Shuddering, she continues, “The tenant was sitting about three feet inside of the cottage… He was not injured, thank God. But the problem right now is I have had all my trees looked at. None of them that are falling – and this is the second one within a week — were marked. [The professionals] said everything was fine, but obviously they are not. These are two [freshly downed trees] that were not marked.”
Smaller Cedars Snapping Off
The other one — also a cedar — that fell a few days ago, crashed through Brown’s carport. As she was arriving to check out that damage another tree — again, a cedar — fell on a property across the street from her property into a transformer. She remarks she was told that bark beetles are known to attack pines and that her cedars were not at risk. Brown is clearly worried about the multiple trees around her property within striking distance of structures that might only appear to be all right. She also notes the beginnings of a mudslide around a large tree anchoring the hill by the already impacted cottage that now looks ready to fall.
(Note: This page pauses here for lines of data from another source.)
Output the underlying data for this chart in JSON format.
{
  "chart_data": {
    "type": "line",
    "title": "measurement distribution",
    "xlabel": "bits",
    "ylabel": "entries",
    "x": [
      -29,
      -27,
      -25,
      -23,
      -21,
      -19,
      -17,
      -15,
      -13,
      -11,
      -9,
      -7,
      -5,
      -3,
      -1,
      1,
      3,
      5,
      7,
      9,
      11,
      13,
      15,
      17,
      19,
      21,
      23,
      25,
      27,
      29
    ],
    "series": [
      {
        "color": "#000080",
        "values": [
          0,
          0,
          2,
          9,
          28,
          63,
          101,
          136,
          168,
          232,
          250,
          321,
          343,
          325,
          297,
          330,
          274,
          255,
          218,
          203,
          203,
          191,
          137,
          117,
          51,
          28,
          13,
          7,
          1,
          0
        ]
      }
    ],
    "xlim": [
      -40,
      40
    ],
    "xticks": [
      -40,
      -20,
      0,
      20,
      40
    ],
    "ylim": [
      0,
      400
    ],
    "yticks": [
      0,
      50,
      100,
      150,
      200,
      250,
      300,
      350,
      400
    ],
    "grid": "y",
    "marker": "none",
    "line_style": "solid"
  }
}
As those with homeowners’ policies are able to do, Brown filed a claim with her insurance agency. Being in a fire hazard area, she emphasizes that it was not easy to obtain that coverage. She also called county to see what potential resources she might be able to tap. Considered low-income even though she is a homeowner, she notes that she has two other tenants on her property, one who is disabled.
As reported here, tree-felling assistance for elderly, low-income and disabled landowners is available through a multi-agency effort. As reported here, Tuolumne County government officials have recently secured additional monies earmarked to help private homeowners through a CAL Fire grant. Brown says she is grateful for whatever she might be able to qualify for and hopes the application processes will not be cumbersome. After all, she points out, “I need help now — and I do not know what I would do if I did not have these resources potentially available.”